Monday, March 14, 2011

Walker's Long Knives

Scott Walker has managed to purge Wisconsin of one of the few entities capable of standing up to his long range plans: to economically rape the state.
A really good analysis, with historical perspective, can be found here:

Economics textbooks, along with Fox News and shout radio commentators, spread the myth that fortunes are gained productively by investing in capital equipment and employing labour to produce goods and services that people want to buy. This may be how economies prosper, but it is not how fortunes are most easily made. One need only to turn to the 19th-century novelists such as Balzac to be reminded that behind every family fortune lies a great theft, often long-forgotten or even undiscovered.

But who is one to steal from? Most wealth in history has been acquired either by armed conquest of the land, or by political insider dealing, such as the great US railroad land giveaways of the mid 19th century. The great American fortunes have been founded by prying land, public enterprises and monopoly rights from the public domain, because (to paraphrase Willie Sutton) that's where the assets are to take. Throughout history the world's most successful economies have been those that have kept this kind of primitive accumulation in check. The US economy today is faltering largely because its past barriers against rent-seeking are being breached.

Nowhere is this more disturbingly on display than in Wisconsin. Today, Milwaukee – Wisconsin's largest city, and once the richest in America – is ranked among the four poorest large cities in the United States. Wisconsin is just the most recent case in this great heist. The US government itself and its regulatory agencies effectively are being privatised as the "final stage" of neoliberal economic doctrine.

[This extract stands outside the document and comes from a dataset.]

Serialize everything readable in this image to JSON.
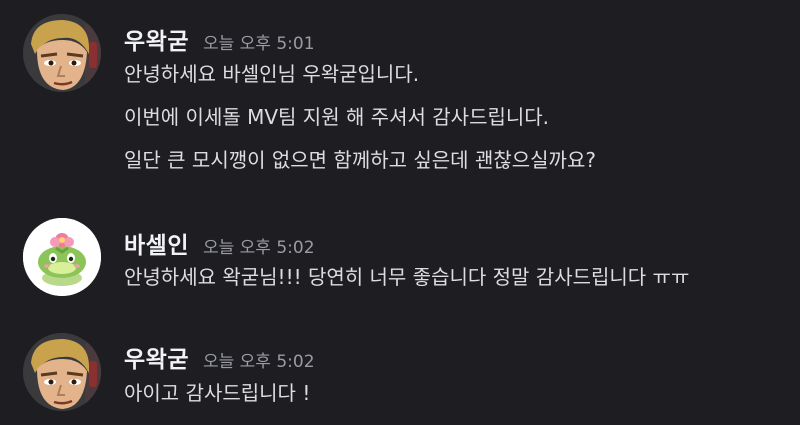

Warren Buffet famously observed that no one is a self-made man: we all rely on other people and free resources to create our wealth, and we appropriate it as ours. Indeed, studies have shown that if we factor in the replacement costs for things that nature provides to our economic activity-- sunlight, air, water, pollination and so on-- we could easily double the costs of manufacturing in America (some studies show these costs are actually twice as high as the artificial production costs, thus tripling the costs to produce.)

George Will (of all people) also observed further that the American economy is one where profits are privatized but losses are spread out to society as a whole.

American history truly IS about theft for wealth. If it's not out and out piracy of someone else's property, then it's a grab for land and resources that no one else either wants or knows what to do with, without appropriate reimbursement.

Think about all those cowboy movies you saw back as a child where the ranchers battled the farmers over water rights, or mining companies would steal farms from families, and so on. Or even just ponder the tragic concept of slavery.

We've run out of the "free" resources, and so now have to cannibalize each other. This is the America we've left to ourselves. Rather than learn to live within our means, we've consistently expanded our resources so that we delay the inevitable accounting for what we've done to the land and to each other.